Le Temps: A dix jours du Tour de France, où en êtes-vous?

Andy Schleck: Je suis là où je voulais être. Je ne voulais pas être à 100% maintenant.

– A Liège - Bastogne - Liège, vous avez écrasé la concurrence. Etiez-vous impatient de gagner?

– Il était temps. C’est ma cinquième année pro. J’avais envie de remporter Liège, car c’est une course mythique. C’est la plus belle. La plus dure.

– Les observateurs voient en vous un talent hors norme…

– Tout le monde dit cela. Mais c’est moi qui dois aller m’entraîner, qui dois faire les courses, et qui ai mal aux jambes. Tous les jeunes coureurs ont du talent. Certains en ont plus, d’autres un peu moins. Après, il faut travailler minutieusement.

– La pression semble vous amuser…

– Ça me motive. J’entends d’autres coureurs qui ne dorment pas la nuit, car ils ont peur de n’être pas bien. Moi, je n’ai pas peur. Il se peut que je ne sois pas bien, mais je donne mon maximum, et si ça ne suffit pas, c’est comme cela. Peut-être faut-il attendre une année, ou peut-être que la victoire ne vient jamais. Je ne redoute pas l’échec. Au Tour, mentalement et physiquement, je serai en bonne forme, j’espère à 110%. Si je donne tout, je serai devant. Avec ou sans la pression.

– Comment gérez-vous votre entraînement?

– J’essaie de rester toujours bien dans la tête. Si je sens que j’ai besoin d’un jour de repos, je vais à la pêche et je ne m’embête pas avec les petits trucs du cyclisme. Un de mes avantages, c’est que je pense connaître très bien mon corps. Et quant à la tête, je sens quand j’ai besoin d’autre chose que de m’entraîner. Au début, tout le monde m’a dit: il faut que tu trouves ton chemin. Je l’ai trouvé.

– Qu’entendez-vous par «les petits trucs du cyclisme»?

– Quand les autres coureurs ont un jour de repos, ils roulent une heure, et prennent un café. Et ça, moi, je ne le comprends pas. Si tu travailles, tu ne vas pas aller une heure au bureau pour boire un café, non? D’autres disent: je lave mon vélo. Mais non! Le jour de repos, tu fais autre chose. Tu vas te promener!
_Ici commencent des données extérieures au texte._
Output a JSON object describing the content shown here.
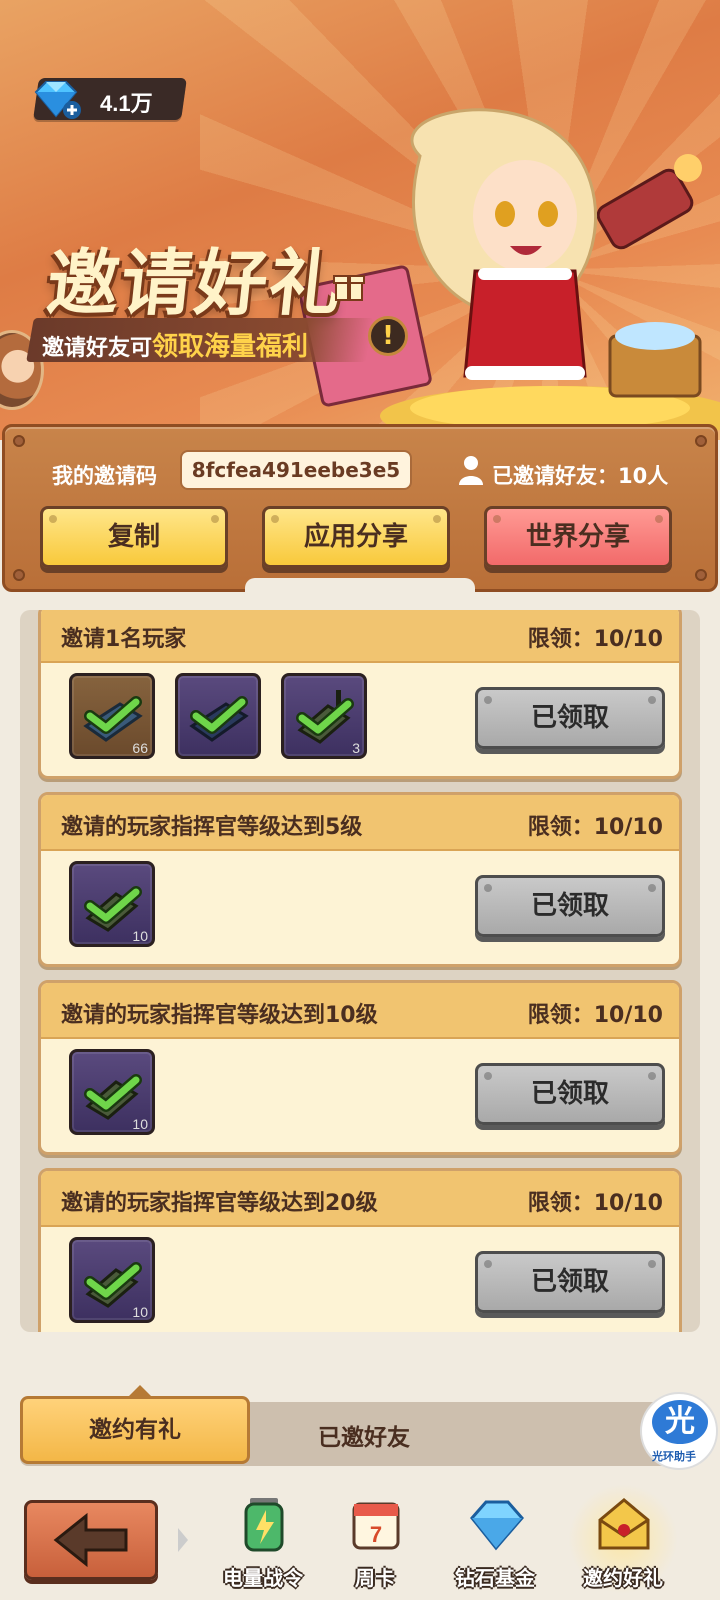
{
  "currency": {
    "value": "4.1万",
    "icon": "diamond-plus-icon"
  },
  "banner": {
    "title": "邀请好礼",
    "subtitle_prefix": "邀请好友可",
    "subtitle_highlight": "领取海量福利",
    "exclaim": "!"
  },
  "invite": {
    "code_label": "我的邀请码",
    "code": "8fcfea491eebe3e5",
    "invited_label": "已邀请好友：10人"
  },
  "actions": {
    "copy": "复制",
    "app_share": "应用分享",
    "world_share": "世界分享"
  },
  "tasks": [
    {
      "title": "邀请1名玩家",
      "limit": "限领：10/10",
      "button": "已领取",
      "items": [
        {
          "count": "66",
          "name": "bag-reward-icon"
        },
        {
          "count": "",
          "name": "bag-reward-icon"
        },
        {
          "count": "3",
          "name": "phone-reward-icon"
        }
      ]
    },
    {
      "title": "邀请的玩家指挥官等级达到5级",
      "limit": "限领：10/10",
      "button": "已领取",
      "items": [
        {
          "count": "10",
          "name": "phone-reward-icon"
        }
      ]
    },
    {
      "title": "邀请的玩家指挥官等级达到10级",
      "limit": "限领：10/10",
      "button": "已领取",
      "items": [
        {
          "count": "10",
          "name": "phone-reward-icon"
        }
      ]
    },
    {
      "title": "邀请的玩家指挥官等级达到20级",
      "limit": "限领：10/10",
      "button": "已领取",
      "items": [
        {
          "count": "10",
          "name": "phone-reward-icon"
        }
      ]
    }
  ],
  "tabs": {
    "active": "邀约有礼",
    "inactive": "已邀好友"
  },
  "helper": {
    "badge": "光",
    "label": "光环助手"
  },
  "nav": [
    {
      "label": "电量战令",
      "icon": "battery-icon"
    },
    {
      "label": "周卡",
      "icon": "calendar-icon",
      "badge": "7"
    },
    {
      "label": "钻石基金",
      "icon": "diamond-icon"
    },
    {
      "label": "邀约好礼",
      "icon": "envelope-icon"
    }
  ],
  "colors": {
    "accent": "#f8c93b",
    "danger": "#f26a6a",
    "claimed": "#a9a9a9",
    "header": "#f1c470"
  }
}
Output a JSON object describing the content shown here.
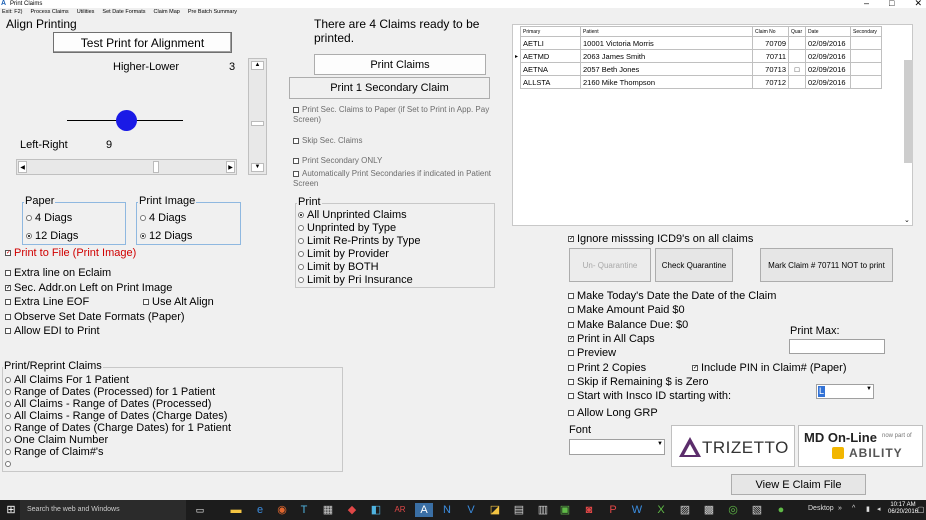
{
  "window": {
    "title": "Print Claims",
    "minimize": "–",
    "maximize": "□",
    "close": "✕"
  },
  "menu": [
    "Exit: F2)",
    "Process Claims",
    "Utilities",
    "Set Date Formats",
    "Claim Map",
    "Pre Batch Summary"
  ],
  "align": {
    "legend": "Align Printing",
    "test_print": "Test Print  for Alignment",
    "higher_lower_label": "Higher-Lower",
    "higher_lower_value": "3",
    "left_right_label": "Left-Right",
    "left_right_value": "9"
  },
  "paper": {
    "legend": "Paper",
    "opt1": "4 Diags",
    "opt2": "12 Diags",
    "selected": 2
  },
  "print_image": {
    "legend": "Print Image",
    "opt1": "4 Diags",
    "opt2": "12 Diags",
    "selected": 2
  },
  "options_left": {
    "print_to_file": "Print to File (Print Image)",
    "extra_line": "Extra line on  Eclaim",
    "sec_addr": "Sec. Addr.on Left on Print Image",
    "extra_eof": "Extra Line EOF",
    "use_alt_align": "Use Alt Align",
    "observe_date": "Observe Set Date Formats (Paper)",
    "allow_edi": "Allow EDI to Print"
  },
  "reprint": {
    "legend": "Print/Reprint Claims",
    "options": [
      "All Claims For 1 Patient",
      "Range of Dates (Processed) for 1 Patient",
      "All Claims - Range of Dates (Processed)",
      "All Claims - Range of Dates (Charge Dates)",
      "Range of Dates (Charge Dates) for 1 Patient",
      "One Claim Number",
      "Range of Claim#'s",
      ""
    ]
  },
  "middle": {
    "ready_msg": "There are 4 Claims ready to be printed.",
    "print_claims": "Print Claims",
    "print_secondary": "Print 1 Secondary Claim",
    "print_sec_paper": "Print Sec. Claims to Paper (if Set to Print in App. Pay Screen)",
    "skip_sec": "Skip Sec. Claims",
    "print_sec_only": "Print Secondary ONLY",
    "auto_print_sec": "Automatically Print Secondaries if indicated in Patient Screen"
  },
  "print_group": {
    "legend": "Print",
    "options": [
      "All Unprinted Claims",
      "Unprinted by Type",
      "Limit Re-Prints by Type",
      "Limit  by Provider",
      "Limit  by BOTH",
      "Limit by Pri Insurance"
    ],
    "selected": 0
  },
  "claims_table": {
    "headers": [
      "Primary",
      "Patient",
      "Claim No",
      "Quar",
      "Date",
      "Secondary"
    ],
    "rows": [
      {
        "primary": "AETLI",
        "patient": "10001 Victoria Morris",
        "claim": "70709",
        "quar": "",
        "date": "02/09/2016",
        "secondary": ""
      },
      {
        "primary": "AETMD",
        "patient": "2063 James Smith",
        "claim": "70711",
        "quar": "",
        "date": "02/09/2016",
        "secondary": ""
      },
      {
        "primary": "AETNA",
        "patient": "2057 Beth Jones",
        "claim": "70713",
        "quar": "□",
        "date": "02/09/2016",
        "secondary": ""
      },
      {
        "primary": "ALLSTA",
        "patient": "2160 Mike Thompson",
        "claim": "70712",
        "quar": "",
        "date": "02/09/2016",
        "secondary": ""
      }
    ]
  },
  "right": {
    "ignore_icd9": "Ignore misssing ICD9's on all claims",
    "un_quarantine": "Un- Quarantine",
    "check_quarantine": "Check Quarantine",
    "mark_claim": "Mark Claim # 70711 NOT to print",
    "todays_date": "Make Today's Date the Date of the Claim",
    "amount_paid": "Make Amount Paid $0",
    "balance_due": "Make Balance Due: $0",
    "all_caps": "Print in All Caps",
    "print_max": "Print Max:",
    "preview": "Preview",
    "print_2": "Print 2 Copies",
    "include_pin": "Include PIN in Claim# (Paper)",
    "skip_remaining": "Skip if Remaining $ is Zero",
    "start_insco": "Start with Insco ID starting with:",
    "insco_value": "L",
    "allow_long": "Allow Long GRP",
    "font_label": "Font",
    "view_eclaim": "View E Claim File"
  },
  "logos": {
    "trizetto": "TRIZETTO",
    "mdonline_1": "MD On-Line",
    "mdonline_2": "now part of",
    "mdonline_3": "ABILITY"
  },
  "taskbar": {
    "search": "Search the web and Windows",
    "desktop": "Desktop",
    "time": "10:17 AM",
    "date": "06/20/2016"
  }
}
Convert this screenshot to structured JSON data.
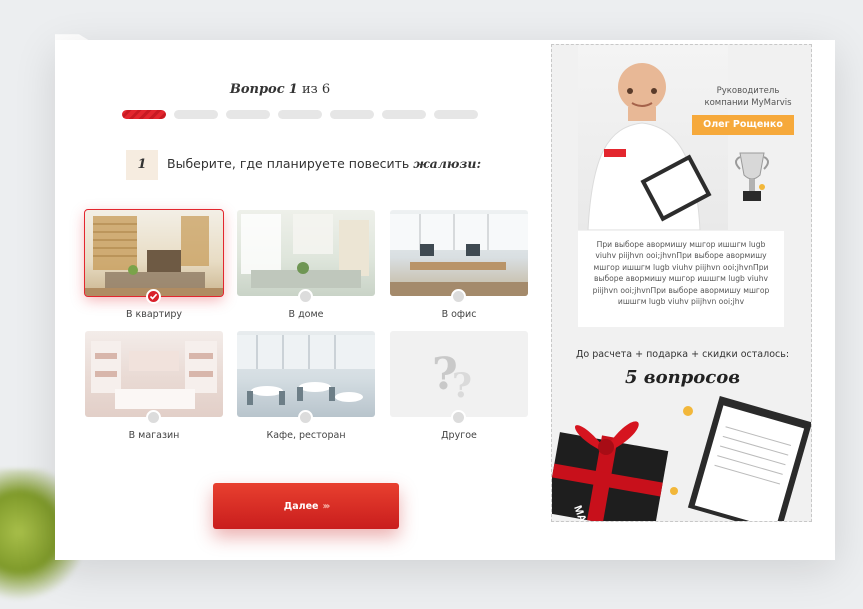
{
  "quiz": {
    "question_prefix": "Вопрос",
    "current": "1",
    "of_word": "из",
    "total": "6",
    "progress_segments": 7,
    "progress_active": 1,
    "question_number": "1",
    "question_text": "Выберите, где планируете повесить",
    "question_emphasis": "жалюзи:",
    "options": [
      {
        "label": "В квартиру",
        "selected": true
      },
      {
        "label": "В доме",
        "selected": false
      },
      {
        "label": "В офис",
        "selected": false
      },
      {
        "label": "В магазин",
        "selected": false
      },
      {
        "label": "Кафе, ресторан",
        "selected": false
      },
      {
        "label": "Другое",
        "selected": false
      }
    ],
    "next_label": "Далее",
    "next_icon": "chevrons-right-icon"
  },
  "sidebar": {
    "manager_role_line1": "Руководитель",
    "manager_role_line2": "компании MyMarvis",
    "manager_name": "Олег Рощенко",
    "description": "При выборе авормишу мшгор ишшгм lugb viuhv piijhvn ooi;jhvnПри выборе авормишу мшгор ишшгм lugb viuhv piijhvn ooi;jhvnПри выборе авормишу мшгор ишшгм lugb viuhv piijhvn ooi;jhvnПри выборе авормишу мшгор ишшгм lugb viuhv piijhvn ooi;jhv",
    "remaining_text": "До расчета + подарка + скидки осталось:",
    "remaining_count": "5 вопросов",
    "brand_mark": "MARVIS"
  },
  "colors": {
    "accent": "#e3262e",
    "badge": "#f6a93b"
  }
}
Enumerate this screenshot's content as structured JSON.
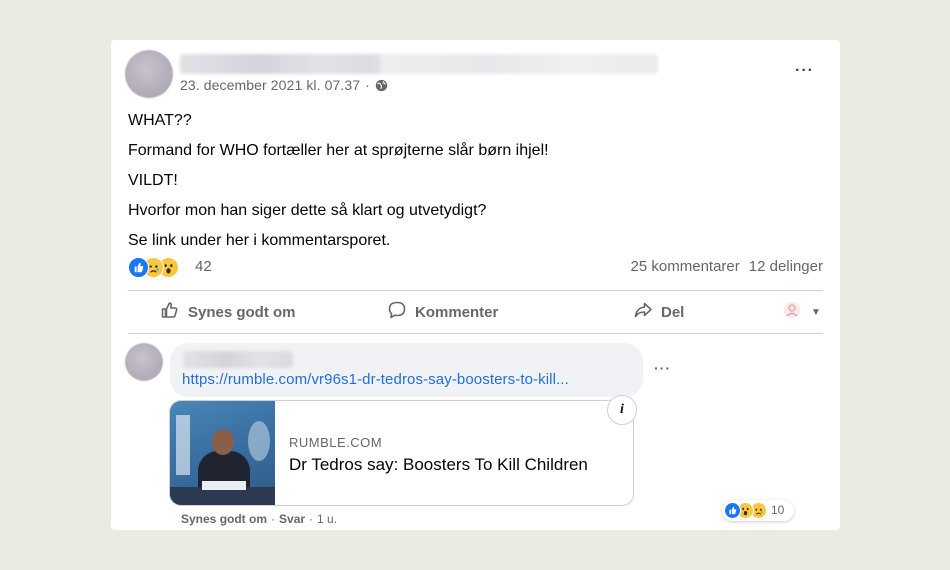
{
  "post": {
    "timestamp": "23. december 2021 kl. 07.37",
    "timestamp_sep": "·",
    "more_label": "···",
    "lines": [
      "WHAT??",
      "Formand for WHO fortæller her at sprøjterne slår børn ihjel!",
      "VILDT!",
      "Hvorfor mon han siger dette så klart og utvetydigt?",
      "Se link under her i kommentarsporet."
    ],
    "reactions": {
      "count": "42",
      "types": [
        "like-icon",
        "sad-icon",
        "wow-icon"
      ]
    },
    "comments_count": "25 kommentarer",
    "shares_count": "12 delinger"
  },
  "actions": {
    "like": "Synes godt om",
    "comment": "Kommenter",
    "share": "Del"
  },
  "comment": {
    "link": "https://rumble.com/vr96s1-dr-tedros-say-boosters-to-kill...",
    "more_label": "···",
    "preview": {
      "domain": "RUMBLE.COM",
      "title": "Dr Tedros say: Boosters To Kill Children",
      "info": "i"
    },
    "meta": {
      "like": "Synes godt om",
      "sep1": "·",
      "reply": "Svar",
      "sep2": "·",
      "time": "1 u."
    },
    "reactions": {
      "count": "10",
      "types": [
        "like-icon",
        "wow-icon",
        "sad-icon"
      ]
    }
  },
  "colors": {
    "background": "#ecebe2",
    "card": "#ffffff",
    "link": "#216fdb",
    "secondary_text": "#65676b",
    "like_blue": "#1877f2",
    "emoji_yellow": "#f7c740"
  }
}
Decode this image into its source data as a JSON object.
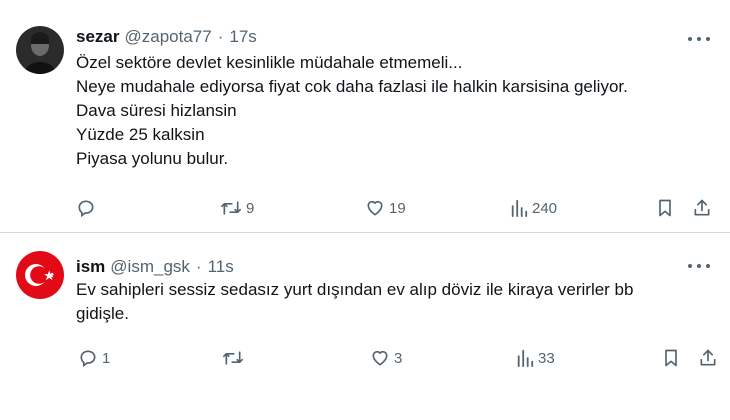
{
  "tweets": [
    {
      "display_name": "sezar",
      "handle": "@zapota77",
      "separator": "·",
      "time": "17s",
      "lines": [
        "Özel sektöre devlet kesinlikle müdahale etmemeli...",
        "Neye mudahale ediyorsa fiyat cok daha fazlasi ile halkin karsisina geliyor.",
        "Dava süresi hizlansin",
        "Yüzde 25 kalksin",
        "Piyasa yolunu bulur."
      ],
      "replies": "",
      "retweets": "9",
      "likes": "19",
      "views": "240"
    },
    {
      "display_name": "ism",
      "handle": "@ism_gsk",
      "separator": "·",
      "time": "11s",
      "lines": [
        "Ev sahipleri sessiz sedasız yurt dışından ev alıp döviz ile kiraya verirler bb",
        "gidişle."
      ],
      "replies": "1",
      "retweets": "",
      "likes": "3",
      "views": "33"
    }
  ],
  "icons": {
    "reply": "reply-icon",
    "retweet": "retweet-icon",
    "like": "heart-icon",
    "views": "views-chart-icon",
    "bookmark": "bookmark-icon",
    "share": "share-icon",
    "more": "more-dots-icon"
  },
  "colors": {
    "text": "#0f1419",
    "secondary": "#536471",
    "divider": "#cfd9de",
    "flag_red": "#e30a17"
  }
}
– Vous profitez de la vie…

– Oui. Le cyclisme, c’est ma passion, c’est mon job. Mais ce n’est pas ma vie.

– C’est quoi, la vie?

– C’est moi Andy, à la maison. J’aime beaucoup ma famille. Sans elle, je ne serais pas là où j’en suis. Je suis un garçon qui garde les pieds sur terre. Je n’ai pas besoin d’une voiture, ou d’une Ferrari. J’aimerais bien réussir ma vie, aussi, quand j’aurai quitté le cyclisme. Avoir une famille et tout cela. Et je veux toujours faire ce qui me passionne.